Topical treatment is aimed at preserving the precorneal film and cornea moisture, protecting the cornea from epithelial metaplasia. Patients with filamentous keratitis are prescribed instillation of eye drops with vitamins (riboflavin, ascorbic acid), taurine solution, artificial tears, corticosteroids (hydrocortisone, prednisone, dexamethasone), irrigation of the eyes with sodium chloride solution 2-3 times a day. Ointment preparations are laid behind the eyelids: synthomycin emulsion, thiamine ointment, gels based on dialysate from the blood of dairy calves, etc.
With multiple filamentous cords of the cornea, they are carefully removed, followed by extinguishing the attachment site with solutions of brilliant green, silver nitrate or zinc sulfite.
With a persistent course of filamentous keratitis, surgical ophthalmology methods are resorted to – obturation (filling) of the lacrimal tubules with collagen or silicone implants, plasty of lacrimal points (closure of lacrimal points with a flap of the patient’s conjunctiva).
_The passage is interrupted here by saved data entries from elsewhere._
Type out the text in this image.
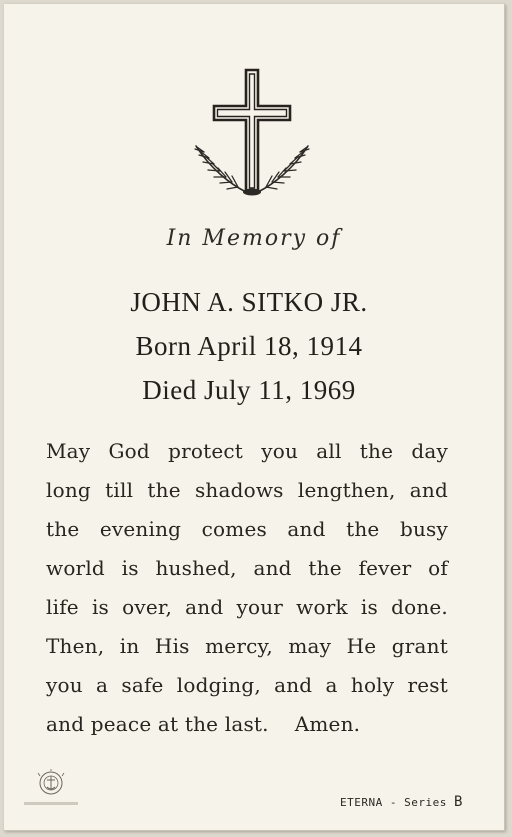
In Memory of
JOHN A. SITKO JR.
Born April 18, 1914
Died July 11, 1969
May God protect you all the day
long till the shadows lengthen, and
the evening comes and the busy
world is hushed, and the fever of
life is over, and your work is done.
Then, in His mercy, may He grant
you a safe lodging, and a holy rest
and peace at the last. Amen.
ETERNA - Series B
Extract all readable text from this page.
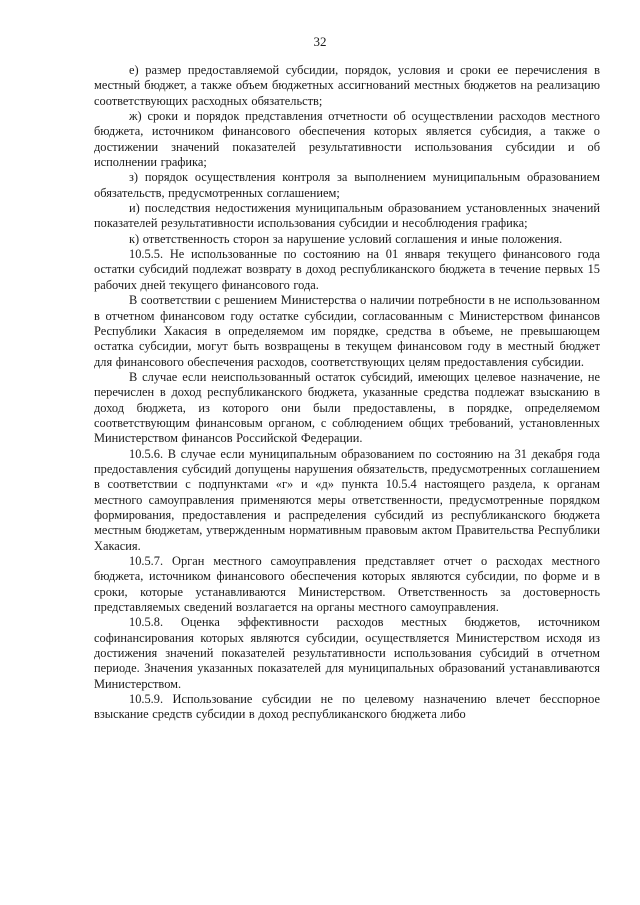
32

е) размер предоставляемой субсидии, порядок, условия и сроки ее перечисления в местный бюджет, а также объем бюджетных ассигнований местных бюджетов на реализацию соответствующих расходных обязательств;

ж) сроки и порядок представления отчетности об осуществлении расходов местного бюджета, источником финансового обеспечения которых является субсидия, а также о достижении значений показателей результативности использования субсидии и об исполнении графика;

з) порядок осуществления контроля за выполнением муниципальным образованием обязательств, предусмотренных соглашением;

и) последствия недостижения муниципальным образованием установленных значений показателей результативности использования субсидии и несоблюдения графика;

к) ответственность сторон за нарушение условий соглашения и иные положения.

10.5.5. Не использованные по состоянию на 01 января текущего финансового года остатки субсидий подлежат возврату в доход республиканского бюджета в течение первых 15 рабочих дней текущего финансового года.

В соответствии с решением Министерства о наличии потребности в не использованном в отчетном финансовом году остатке субсидии, согласованным с Министерством финансов Республики Хакасия в определяемом им порядке, средства в объеме, не превышающем остатка субсидии, могут быть возвращены в текущем финансовом году в местный бюджет для финансового обеспечения расходов, соответствующих целям предоставления субсидии.

В случае если неиспользованный остаток субсидий, имеющих целевое назначение, не перечислен в доход республиканского бюджета, указанные средства подлежат взысканию в доход бюджета, из которого они были предоставлены, в порядке, определяемом соответствующим финансовым органом, с соблюдением общих требований, установленных Министерством финансов Российской Федерации.

10.5.6. В случае если муниципальным образованием по состоянию на 31 декабря года предоставления субсидий допущены нарушения обязательств, предусмотренных соглашением в соответствии с подпунктами «г» и «д» пункта 10.5.4 настоящего раздела, к органам местного самоуправления применяются меры ответственности, предусмотренные порядком формирования, предоставления и распределения субсидий из республиканского бюджета местным бюджетам, утвержденным нормативным правовым актом Правительства Республики Хакасия.

10.5.7. Орган местного самоуправления представляет отчет о расходах местного бюджета, источником финансового обеспечения которых являются субсидии, по форме и в сроки, которые устанавливаются Министерством. Ответственность за достоверность представляемых сведений возлагается на органы местного самоуправления.

10.5.8. Оценка эффективности расходов местных бюджетов, источником софинансирования которых являются субсидии, осуществляется Министерством исходя из достижения значений показателей результативности использования субсидий в отчетном периоде. Значения указанных показателей для муниципальных образований устанавливаются Министерством.

10.5.9. Использование субсидии не по целевому назначению влечет бесспорное взыскание средств субсидии в доход республиканского бюджета либо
Sometimes the compensation state can be achieved by using low-hydrophilic contact lenses.
Prognosis and prevention
Usually disease is difficult to cure – this is due to systemic pathological processes in the body. Drying and clouding of the cornea leads to a progressive decrease in vision.
Due to the ambiguity of the etiology of filamentous keratitis, no specific methods of preventing the disease have been developed. Patients with Sjogren’s syndrome are shown the observation of an ophthalmologist, preventive therapy. It is necessary to protect the eyes from injuries, treat inflammatory diseases of the visual organ in a timely manner.